2000’lerde bir ayınma bir kendinden utanma belirdi. Can sıkıcı bir şekilde sözlüklerden atasözlerinden çok bilinen sık kullanılan deyimleri ayıklamaya, ayıklamakla kalmayıp kıvıra çevire “doğru konuş(*)” yapmaya başladı bir kesim. Kültürel erozyon biz 80’lerde eğitim almış son nesil de ölünce tamamlanacak anladığım kadarıyla.
Tamam günümüzde tatsız tuzsuz gelebilir ama bu bir zamanlar genel kabul görmüş kullanılmış atasözü ve deyimler. Değiştiremezsin. Kullanılmadıkça silinir gider, elleme. Değiştirme. Kendi küçük aklınla düzeltme.

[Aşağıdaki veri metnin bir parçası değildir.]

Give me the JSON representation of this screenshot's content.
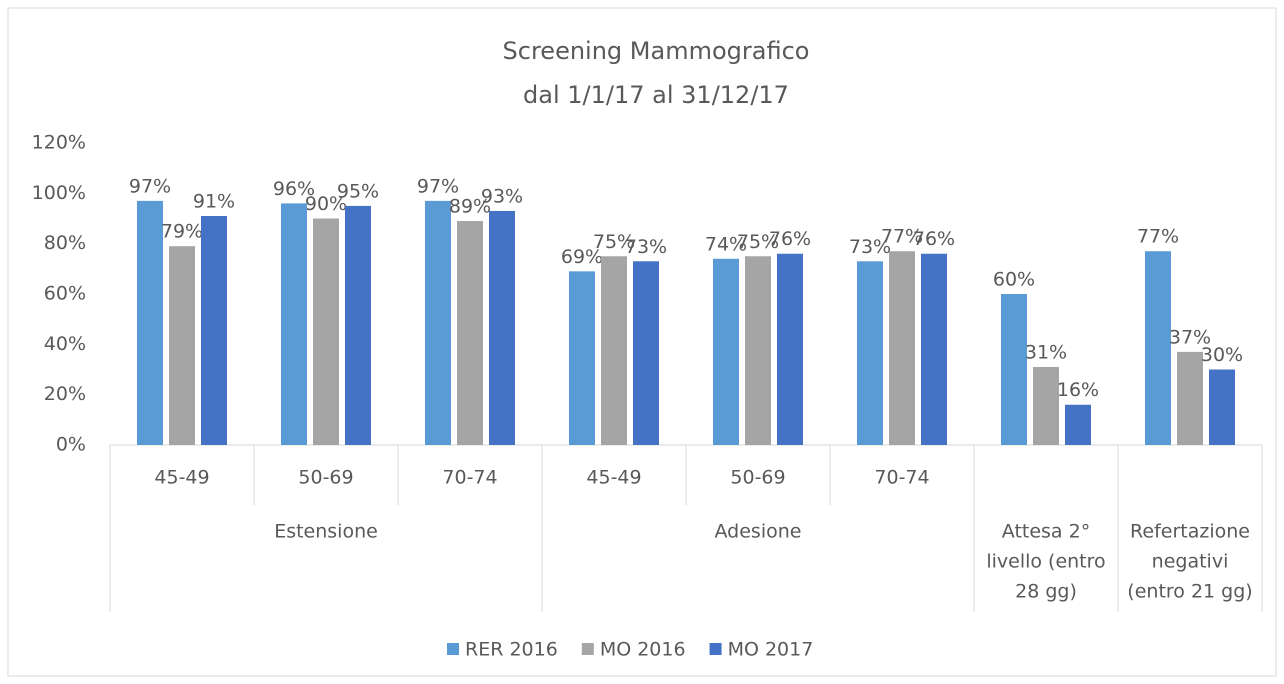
{
  "chart_data": {
    "type": "bar",
    "title": "Screening Mammografico",
    "subtitle": "dal 1/1/17 al 31/12/17",
    "categories": [
      "45-49",
      "50-69",
      "70-74",
      "45-49",
      "50-69",
      "70-74",
      null,
      null
    ],
    "groups": [
      {
        "label": [
          "Estensione"
        ],
        "span": 3
      },
      {
        "label": [
          "Adesione"
        ],
        "span": 3
      },
      {
        "label": [
          "Attesa 2°",
          "livello (entro",
          "28 gg)"
        ],
        "span": 1
      },
      {
        "label": [
          "Refertazione",
          "negativi",
          "(entro 21 gg)"
        ],
        "span": 1
      }
    ],
    "series": [
      {
        "name": "RER 2016",
        "color": "#5b9bd5",
        "values": [
          97,
          96,
          97,
          69,
          74,
          73,
          60,
          77
        ],
        "value_labels": [
          "97%",
          "96%",
          "97%",
          "69%",
          "74%",
          "73%",
          "60%",
          "77%"
        ]
      },
      {
        "name": "MO 2016",
        "color": "#a5a5a5",
        "values": [
          79,
          90,
          89,
          75,
          75,
          77,
          31,
          37
        ],
        "value_labels": [
          "79%",
          "90%",
          "89%",
          "75%",
          "75%",
          "77%",
          "31%",
          "37%"
        ]
      },
      {
        "name": "MO 2017",
        "color": "#4472c4",
        "values": [
          91,
          95,
          93,
          73,
          76,
          76,
          16,
          30
        ],
        "value_labels": [
          "91%",
          "95%",
          "93%",
          "73%",
          "76%",
          "76%",
          "16%",
          "30%"
        ]
      }
    ],
    "ylim": [
      0,
      120
    ],
    "yticks": [
      {
        "value": 0,
        "label": "0%"
      },
      {
        "value": 20,
        "label": "20%"
      },
      {
        "value": 40,
        "label": "40%"
      },
      {
        "value": 60,
        "label": "60%"
      },
      {
        "value": 80,
        "label": "80%"
      },
      {
        "value": 100,
        "label": "100%"
      },
      {
        "value": 120,
        "label": "120%"
      }
    ],
    "grid": false,
    "legend": "bottom"
  }
}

Mesela “Eşek hoşaftan ne anlar?” deyimi. efenim hoşaf değilmiş hoş lafmış aslındaymış mış mış. O deyimin devamı var “Eşek hoşaftan ne anlar? suyunu içer tanesini bırakır” Yani saçmalamayın.
Mesela “baldız baldan tatlıdır” aa olur muyumuş baldız değil daldızmış ooo. daldız da arıcılıkta kullanılırmış, bala batırılırmışmış. o yüzden tatlıymışmış. bala batan şey baldan tatlı olmaz, bu bir kıyas/benzetme değil.
Hadi onu yutturdun, “bayram değil seyran değil, eniştem beni niye öptü” de mi daldız?
Eskiden deyim olmuş kalmış çirkin laflar bunlar. Mutlaka arkasında belli hikayeler var. Artık ileri gidelim bunlar da unutulsun. Tamam.